In this dissertation, we study on improving the performance of diffusion least mean square (LMS) algorithm, which is a algorithm widely adopted because of its simplicity and efficiency for estimating a common vector in distributed estimation problem. The purpose of the distributed estimation is to estimate an unknown common vector using the measurement information which can be shared between neighboring sensor nodes. It is well known that when the vector to be estimated is sparse, the convergence speed of the LMS algorithm can be improved in some ways. In this regard, we propose a new diffusion LMS algorithm that utilizes adaptive gains in the adaptation stage and also propose an adaptive gain control method. We first define the proportionate diffusion LMS algorithm that assigns different gains to each tap of the weight vector and suggest how to update the gain optimally in the data sharing process with neighboring nodes.

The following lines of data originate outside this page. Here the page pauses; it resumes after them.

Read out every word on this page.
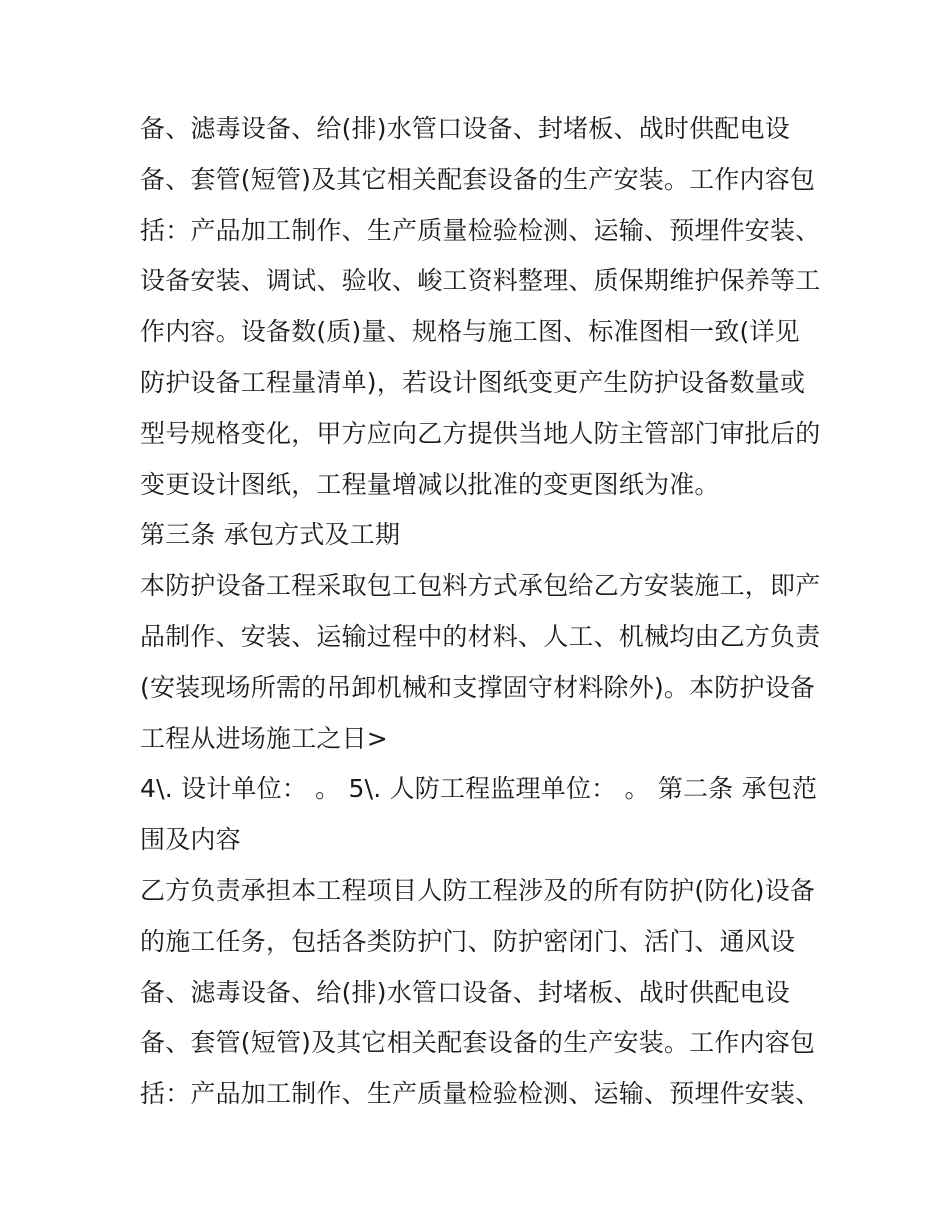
备、滤毒设备、给(排)水管口设备、封堵板、战时供配电设
备、套管(短管)及其它相关配套设备的生产安装。工作内容包
括：产品加工制作、生产质量检验检测、运输、预埋件安装、
设备安装、调试、验收、峻工资料整理、质保期维护保养等工
作内容。设备数(质)量、规格与施工图、标准图相一致(详见
防护设备工程量清单)，若设计图纸变更产生防护设备数量或
型号规格变化，甲方应向乙方提供当地人防主管部门审批后的
变更设计图纸，工程量增减以批准的变更图纸为准。
第三条 承包方式及工期
本防护设备工程采取包工包料方式承包给乙方安装施工，即产
品制作、安装、运输过程中的材料、人工、机械均由乙方负责
(安装现场所需的吊卸机械和支撑固守材料除外)。本防护设备
工程从进场施工之日>
4\. 设计单位： 。 5\. 人防工程监理单位： 。 第二条 承包范
围及内容
乙方负责承担本工程项目人防工程涉及的所有防护(防化)设备
的施工任务，包括各类防护门、防护密闭门、活门、通风设
备、滤毒设备、给(排)水管口设备、封堵板、战时供配电设
备、套管(短管)及其它相关配套设备的生产安装。工作内容包
括：产品加工制作、生产质量检验检测、运输、预埋件安装、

To do this, we calculate the componentwise expectation of the squared weight error and calculate the optimal gain to minimize it. This optimized gain is multiplied by the step size of the tap, so there is a similar aspect to the variable step size, but the difference is that it works optimally when estimating a sparse vector. In addition, we provide a stability condition of the proposed algorithm in the mean sense. In the simulation results, the proposed optimal gain proportionate diffusion LMS shows the fastest convergence speed in comparison with the existing sparsity exploiting diffusion LMS algorithms regardless of the sparsity of the vector to be estimated. We also propose a simplified version that reduces the computational complexity of the proposed optimal gain algorithm. The reason is that the proposed algorithm can be regarded as theoretically optimal, but it can cause too much overload in terms of computation. This simplified algorithm shows a similar amount of computation as the conventional diffusion LMS. We also provide a stability condition in the mean sense and also perform the mean square performance analysis of the algorithm. Simulation results show that the convergence speed of the proposed algorithm is fastest regardless of the sparsity of the vector compared to the conventional sparsity-constrained algorithms, although it is slower than the optimal gain method.